Mailing List Comparisons

Except for your offer (the product and its price), list selection is the most important factor in determining direct marketing response. There are more than 50,000 mailing lists available on the market today, created from a variety of sources. It is important that you identify and rent appropriate lists to achieve marketing success.

The basic categories of available lists include:

House list – an in-house list usually contains customers, people who have bought from you; and prospects, people who have inquired but not bought. House lists are best because they frequently pull double or more the response of even the best-performing rented lists.

Compiled lists – these lists are of people or businesses compiled from published sources, such as industry directories and the Yellow Pages. Compiled lists frequently provide the best means of reaching large groups of specific audiences. For example, you can rent compiled lists of all attorneys in New York City or all radiologists in the United States. For mail order offers, however, compiled lists generally do not pull as well as response lists.

Response lists – these are lists of proven direct mail buyers. Mail order offers usually get the best return through mailings to response lists of buyers who have purchased a product similar to yours and in the same price range. For example, a $10 book on small business success is likely to sell best to test lists of people who have bought similar books in the $8 to $15 price range.

Attendee/membership/seminar lists – these lists contain individuals who have attended a specific trade show or industry event, belonged to an industry association or paid for seminar participation. Since relatively costly trade show attendance, memberships, and seminars are usually sold through direct mail, excellent results are possible from such lists.

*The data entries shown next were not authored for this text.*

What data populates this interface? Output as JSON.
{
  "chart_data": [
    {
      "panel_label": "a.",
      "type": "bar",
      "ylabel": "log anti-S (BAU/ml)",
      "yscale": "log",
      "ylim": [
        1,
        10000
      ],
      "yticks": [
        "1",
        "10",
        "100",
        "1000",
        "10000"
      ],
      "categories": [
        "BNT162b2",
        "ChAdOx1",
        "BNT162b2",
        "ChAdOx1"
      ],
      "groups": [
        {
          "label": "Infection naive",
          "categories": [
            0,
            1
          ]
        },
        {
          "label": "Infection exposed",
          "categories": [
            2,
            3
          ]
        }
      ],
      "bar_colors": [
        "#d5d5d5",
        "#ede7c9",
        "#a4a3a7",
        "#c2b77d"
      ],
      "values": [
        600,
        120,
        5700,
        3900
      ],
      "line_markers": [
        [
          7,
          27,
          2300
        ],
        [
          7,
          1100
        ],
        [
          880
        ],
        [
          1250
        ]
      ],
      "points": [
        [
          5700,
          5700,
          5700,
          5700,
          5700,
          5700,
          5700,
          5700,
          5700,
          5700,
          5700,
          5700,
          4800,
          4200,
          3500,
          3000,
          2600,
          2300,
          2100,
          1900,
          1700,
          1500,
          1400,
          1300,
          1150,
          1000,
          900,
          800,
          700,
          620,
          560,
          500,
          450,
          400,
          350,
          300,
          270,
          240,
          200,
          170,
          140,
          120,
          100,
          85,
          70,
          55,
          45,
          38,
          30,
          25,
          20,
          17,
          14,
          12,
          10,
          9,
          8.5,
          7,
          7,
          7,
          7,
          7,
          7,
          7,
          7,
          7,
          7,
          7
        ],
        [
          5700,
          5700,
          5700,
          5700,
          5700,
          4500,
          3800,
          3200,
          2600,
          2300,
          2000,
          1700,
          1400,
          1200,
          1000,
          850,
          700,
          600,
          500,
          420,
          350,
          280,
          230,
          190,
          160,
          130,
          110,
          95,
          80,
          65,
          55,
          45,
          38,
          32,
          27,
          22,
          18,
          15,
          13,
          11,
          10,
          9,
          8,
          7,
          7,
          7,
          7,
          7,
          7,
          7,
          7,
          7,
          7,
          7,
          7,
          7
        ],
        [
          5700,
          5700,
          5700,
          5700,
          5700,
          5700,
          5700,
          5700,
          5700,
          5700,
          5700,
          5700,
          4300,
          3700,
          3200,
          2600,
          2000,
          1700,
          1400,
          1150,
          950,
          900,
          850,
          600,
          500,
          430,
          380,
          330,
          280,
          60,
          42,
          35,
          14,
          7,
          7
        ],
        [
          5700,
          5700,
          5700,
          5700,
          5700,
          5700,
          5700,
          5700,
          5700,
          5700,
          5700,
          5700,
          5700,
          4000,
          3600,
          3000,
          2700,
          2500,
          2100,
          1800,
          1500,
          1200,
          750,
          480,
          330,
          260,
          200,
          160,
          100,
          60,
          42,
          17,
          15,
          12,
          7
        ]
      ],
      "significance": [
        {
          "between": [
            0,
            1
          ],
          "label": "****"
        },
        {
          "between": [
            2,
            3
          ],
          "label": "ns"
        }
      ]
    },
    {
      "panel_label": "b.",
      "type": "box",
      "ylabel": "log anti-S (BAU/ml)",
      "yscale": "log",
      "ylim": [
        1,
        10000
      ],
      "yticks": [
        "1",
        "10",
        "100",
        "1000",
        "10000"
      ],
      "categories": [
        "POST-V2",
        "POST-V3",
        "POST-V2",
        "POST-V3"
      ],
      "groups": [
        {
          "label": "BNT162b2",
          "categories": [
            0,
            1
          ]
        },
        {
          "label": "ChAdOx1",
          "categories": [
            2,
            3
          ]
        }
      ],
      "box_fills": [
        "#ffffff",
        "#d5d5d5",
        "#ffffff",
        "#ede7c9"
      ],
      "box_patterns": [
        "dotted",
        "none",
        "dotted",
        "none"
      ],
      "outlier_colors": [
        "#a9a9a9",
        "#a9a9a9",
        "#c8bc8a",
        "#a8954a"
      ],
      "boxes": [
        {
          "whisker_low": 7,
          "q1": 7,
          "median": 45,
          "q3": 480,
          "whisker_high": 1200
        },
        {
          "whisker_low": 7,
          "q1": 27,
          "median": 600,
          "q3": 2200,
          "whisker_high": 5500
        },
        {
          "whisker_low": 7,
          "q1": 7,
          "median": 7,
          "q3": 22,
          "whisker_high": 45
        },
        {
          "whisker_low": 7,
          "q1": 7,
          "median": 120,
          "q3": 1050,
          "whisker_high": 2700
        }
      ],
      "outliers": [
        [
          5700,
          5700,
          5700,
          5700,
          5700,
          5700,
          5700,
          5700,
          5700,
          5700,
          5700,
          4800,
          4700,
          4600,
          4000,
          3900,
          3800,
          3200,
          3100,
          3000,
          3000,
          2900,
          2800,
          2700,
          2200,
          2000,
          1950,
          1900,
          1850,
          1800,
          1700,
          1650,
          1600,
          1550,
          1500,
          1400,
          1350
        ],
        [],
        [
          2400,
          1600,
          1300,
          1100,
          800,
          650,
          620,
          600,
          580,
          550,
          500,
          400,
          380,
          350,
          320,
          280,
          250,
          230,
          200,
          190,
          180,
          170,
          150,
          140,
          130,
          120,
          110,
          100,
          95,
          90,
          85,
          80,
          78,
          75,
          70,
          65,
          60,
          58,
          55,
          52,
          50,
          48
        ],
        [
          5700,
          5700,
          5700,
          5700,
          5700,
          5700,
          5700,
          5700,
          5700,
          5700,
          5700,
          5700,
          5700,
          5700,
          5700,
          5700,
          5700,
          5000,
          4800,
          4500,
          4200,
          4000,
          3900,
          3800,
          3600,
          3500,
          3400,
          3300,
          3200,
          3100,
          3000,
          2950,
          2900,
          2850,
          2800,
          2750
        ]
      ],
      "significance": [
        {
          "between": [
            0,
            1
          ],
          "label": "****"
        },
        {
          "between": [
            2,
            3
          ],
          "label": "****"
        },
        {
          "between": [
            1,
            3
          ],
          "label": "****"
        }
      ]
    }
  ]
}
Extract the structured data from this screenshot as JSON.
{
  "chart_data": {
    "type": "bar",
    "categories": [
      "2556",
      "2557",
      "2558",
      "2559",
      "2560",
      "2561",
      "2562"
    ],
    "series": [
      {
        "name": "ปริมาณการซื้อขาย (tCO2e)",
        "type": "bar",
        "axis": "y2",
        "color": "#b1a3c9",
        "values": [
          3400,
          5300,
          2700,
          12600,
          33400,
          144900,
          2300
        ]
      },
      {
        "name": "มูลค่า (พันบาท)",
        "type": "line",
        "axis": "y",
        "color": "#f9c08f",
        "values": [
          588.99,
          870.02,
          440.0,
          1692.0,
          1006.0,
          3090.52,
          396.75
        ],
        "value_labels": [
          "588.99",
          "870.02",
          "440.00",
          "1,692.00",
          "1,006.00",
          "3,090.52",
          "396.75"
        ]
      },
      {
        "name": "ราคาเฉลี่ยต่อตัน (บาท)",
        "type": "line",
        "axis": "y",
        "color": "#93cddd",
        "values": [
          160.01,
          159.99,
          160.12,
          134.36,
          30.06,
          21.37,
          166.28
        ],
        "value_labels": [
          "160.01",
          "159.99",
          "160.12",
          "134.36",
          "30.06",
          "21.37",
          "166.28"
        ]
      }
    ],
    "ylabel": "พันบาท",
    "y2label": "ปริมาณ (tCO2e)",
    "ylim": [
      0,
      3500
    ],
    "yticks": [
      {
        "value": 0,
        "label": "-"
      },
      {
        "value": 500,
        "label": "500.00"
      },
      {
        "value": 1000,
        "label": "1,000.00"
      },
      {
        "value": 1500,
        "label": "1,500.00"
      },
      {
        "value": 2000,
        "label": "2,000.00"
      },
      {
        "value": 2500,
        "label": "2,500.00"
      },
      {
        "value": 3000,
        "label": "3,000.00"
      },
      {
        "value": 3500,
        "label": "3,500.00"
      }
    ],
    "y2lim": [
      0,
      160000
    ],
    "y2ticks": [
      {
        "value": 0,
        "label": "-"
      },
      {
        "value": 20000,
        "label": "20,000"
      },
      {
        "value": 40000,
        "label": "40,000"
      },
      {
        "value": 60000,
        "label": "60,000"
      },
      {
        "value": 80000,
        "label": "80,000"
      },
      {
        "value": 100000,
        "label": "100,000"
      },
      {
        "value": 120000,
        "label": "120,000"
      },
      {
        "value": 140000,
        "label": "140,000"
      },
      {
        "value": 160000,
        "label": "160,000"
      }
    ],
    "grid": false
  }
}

Subscription lists – these are some of the best and largest lists on the market. Two types of subscription lists exist: controlled circulation and paid circulation. With controlled circulation, the readers receive the magazine free, provided they can prove to the publisher that they fall into a certain professional category (for example, to receive a free computer magazine, the reader must work in the data processing department at a firm of a certain minimum size). Proof is accomplished by completing a subscription request form or “qualification card.” With paid circulation, the reader pays for a subscription and is not required to provide additional data other than name and address. Each type has its pros and cons. For mail order promotions, paid subscriber lists may be the better choice, because those on the list have purchased a product (the magazine) through the mail. However, controlled circulation lists offer the advantage of greater selectability. Because the subscribers have given a lot of information about themselves, you can select portions of the list according to certain characteristics, which might include job title, job function, size of company, or even the types of products purchased.

Donor lists – used primarily by fund raisers, these lists contain the names of people who have contributed money to charities and non-profit organizations.

Credit card holder lists – these names are useful because the prospects can respond to your offer using a credit card. Also, credit card holders are somewhat “upscale” (demonstrated by the fact that they earn enough money to qualify for a credit card).

Merged database lists – this type of list simplifies selection because merging lists eliminates duplicate names and offers the remaining names as a single master unduplicated list. Such databases allow list users to reach a large portion of a specific market without having to track down obscure, hard-to-find, or poorly managed lists.